認知症ABC

認知症の症状や治療について、
わかりやすく解説します

監修:橋本 衛 先生
近畿大学医学部 精神神経科学教室
主任教授

3.専門の医療機関を受診したらどんなことをするの?

医療機関を受診すると、おおむね下記のような流れで診療が行われます。認知機能の低下にはさまざまな要因が考えられるため、さまざまな検査を行い、その結果を総合的に勘案して診断されます。

一般的な診療の流れ

一般的な診療の流れ

①問診

最初に本人やご家族からさまざまなお話を伺います。具体的には、これまでの経過や現在の生活状況、困っている症状、現在かかっている病気や飲んでいる薬のこと、これまでにかかった病気のこと(既往歴)、血縁に認知症の人がいるのか(家族歴)、学歴や職歴などをお尋ねします。認知症の症状や生活の状況は同居している家族でなければわからないものもありますので、初診時にはできるだけ家族が付き添うことが大切です。

②診察

医師が本人をよく観察して、認知機能や全身(身体・意識・運動・神経など)の状態を確認します。

③認知機能検査

記憶力や理解力を調べるために質問や検査を行います。
ミニメンタルステート検査(MMSE)や改訂長谷川式簡易知能評価スケール(HDS-R)などが代表的な検査です。
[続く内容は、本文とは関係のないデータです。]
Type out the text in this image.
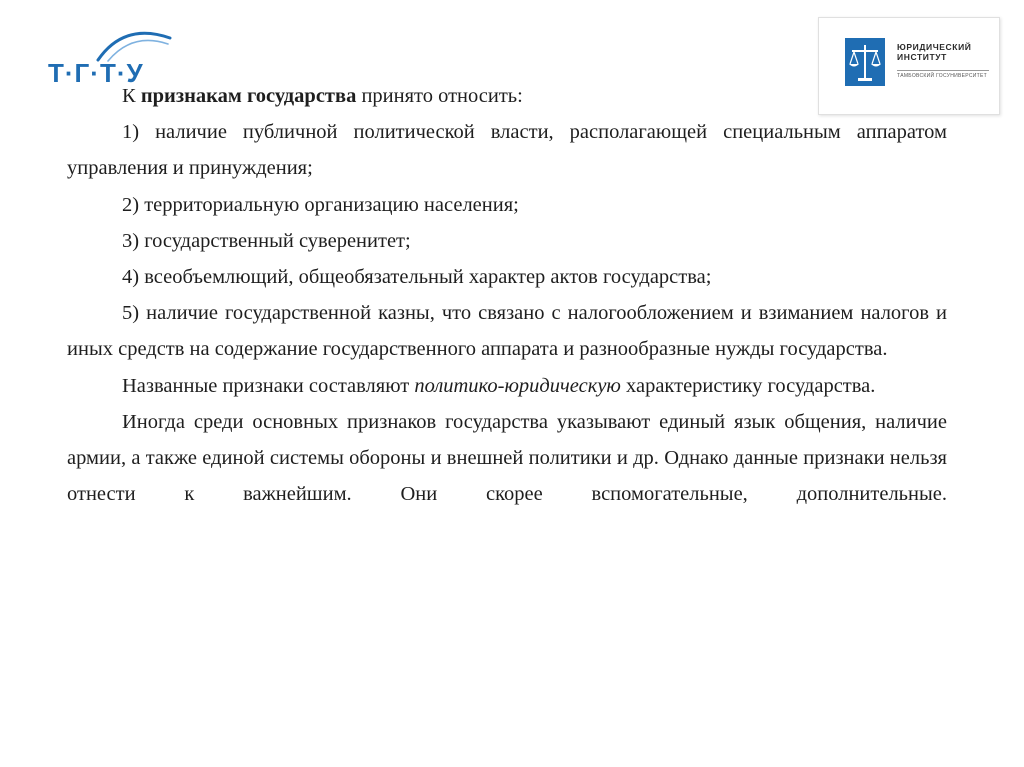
Т·Г·Т·У
ЮРИДИЧЕСКИЙ
ИНСТИТУТ
ТАМБОВСКИЙ ГОСУНИВЕРСИТЕТ

К признакам государства принято относить:

1) наличие публичной политической власти, располагающей специальным аппаратом управления и принуждения;

2) территориальную организацию населения;

3) государственный суверенитет;

4) всеобъемлющий, общеобязательный характер актов государства;

5) наличие государственной казны, что связано с налогообложением и взиманием налогов и иных средств на содержание государственного аппарата и разнообразные нужды государства.

Названные признаки составляют политико-юридическую характеристику государства.

Иногда среди основных признаков государства указывают единый язык общения, наличие армии, а также единой системы обороны и внешней политики и др. Однако данные признаки нельзя отнести к важнейшим. Они скорее вспомогательные, дополнительные.
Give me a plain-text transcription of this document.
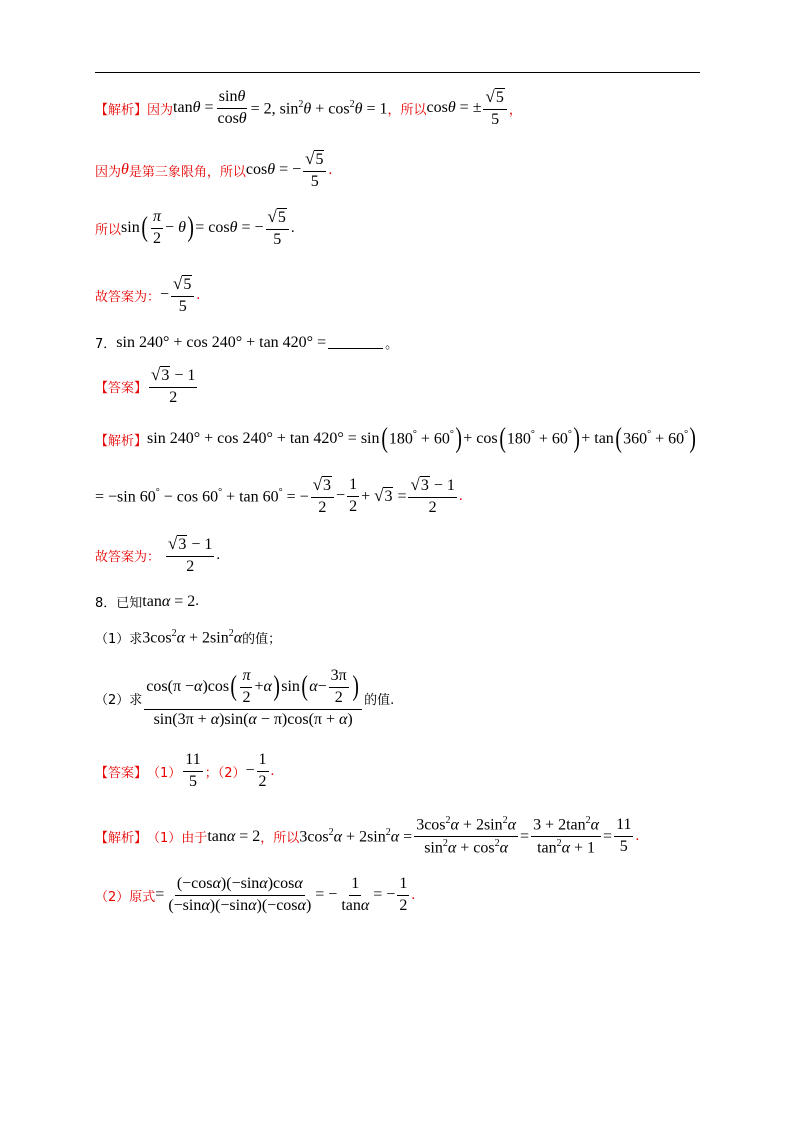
【解析】 因为 $\tan\theta = \frac{\sin\theta}{\cos\theta} = 2$, $\sin^2\theta + \cos^2\theta = 1$ ，所以 cosθ = ± $\frac{√ 5}{5}$ ，
因为 θ 是第三象限角，所以 cosθ = − $\frac{√ 5}{5}$ .
所以 sin ( $\frac{\pi}{2} - \theta$ ) = cosθ = − $\frac{√ 5}{5}$ .
故答案为： − $\frac{√ 5}{5}$ .
7． sin 240° + cos 240° + tan 420° =	。
【答案】 $\frac{√ 3 - 1}{2}$
【解析】 sin 240° + cos 240° + tan 420° = sin ( 180° + 60° ) + cos ( 180° + 60° ) + tan ( 360° + 60° )
= −sin 60° − cos 60° + tan 60° = − $\frac{√ 3}{2} - \frac{1}{2}$ + √ $3 = \frac{√ 3 - 1}{2}$ .
故答案为： $\frac{√ 3 - 1}{2}$ .
8．已知 tanα = 2 .
（1）求 $3\cos^2\alpha + 2\sin^2\alpha$ 的值；
（2）求 $\frac{\cos(\pi - \alpha )\cos ( \frac{\pi}{2} + \alpha ) \sin ( \alpha - \frac{3\pi}{2} )}{\sin(3\pi + \alpha)\sin(\alpha - \pi)\cos(\pi + \alpha)}$ 的值.
【答案】 $(1) \frac{11}{5}$ ；$(2) - \frac{1}{2}$ .
【解析】 （1） 由于 tanα = 2 ，所以 $3\cos^2\alpha + 2\sin^2\alpha = \frac{3\cos^2\alpha + 2\sin^2\alpha}{\sin^2\alpha + \cos^2\alpha} = \frac{3 + 2\tan^2\alpha}{\tan^2\alpha + 1} = \frac{11}{5}$ .
（2）原式 = $\frac{(-\cos\alpha)(-\sin\alpha)\cos\alpha}{(-\sin\alpha)(-\sin\alpha)(-\cos\alpha)}$ = − $\frac{1}{\tan\alpha}$ = − $\frac{1}{2}$ .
これらはいくつかの質問に答えていく10~15分程度のテストです。苦手なことを尋ねられるため、本人にとってはストレスが強い検査です。そのため最近はタブレット端末を用いて視線の動きを捉えて認知機能を調べるようなストレスの少ない検査も登場しています。

医師の問診を受けるおばあさん

問診式の認知機能検査

白い紙に時計の絵を描いているおじいさん

時計描画など筆記による検査

タブレットやタッチパネルを用いる検査

タブレットやタッチパネルを用いる検査

ブロックを並べ替えているおじいさん

図形を組み立てる検査

画面を真剣な表情で目で追っているおばあさん

タブレット端末を見る検査

④生活活動能力、BPSD(認知症の行動・心理症状)、介護負担の評価

認知機能障害によって、これまでできていた日常生活(料理、買い物、支払、外出など)に支障を来すようになります。日常生活で苦手になっていることや困りごとがないかを、本人や家族(介護者)から具体的に聞き取ります。この聞き取りの結果を今後のケアに役立てます。BPSDは本人が気づいていないことが多いため、主に家族(介護者)への聞き取りで評価します。

⑤各種の検査

CT、MRI、脳血流検査などの脳画像検査により脳の状態を調べます。ビタミン欠乏や甲状腺機能低下症など身体の病気により脳の機能が低下している可能性がありますので、血液検査を行います。

MRIを受けるおじいさん

CTやMRIなどの検査

⑥説明・診断

検査結果の説明と診断、治療法の説明をします。
認知症と診断されることは本人や家族にとってとてもつらいことです。自分の人格を否定されたと感じたり、将来への希望を失ったり、これからどのように暮らしていけばよいのかと途方にくれたりされるかもしれません。しかしながら認知症の診断を受けても、それ以前の本人と比べ急に変わってしまうわけではありません。むしろ1日でも早く診断されれば、その分、病気の進行を抑えたり、症状を軽くしたりするための治療や今後の生活の準備を早く開始できるのです。不安なことや心配なことがあれば、主治医や医療スタッフに遠慮なく相談しましょう。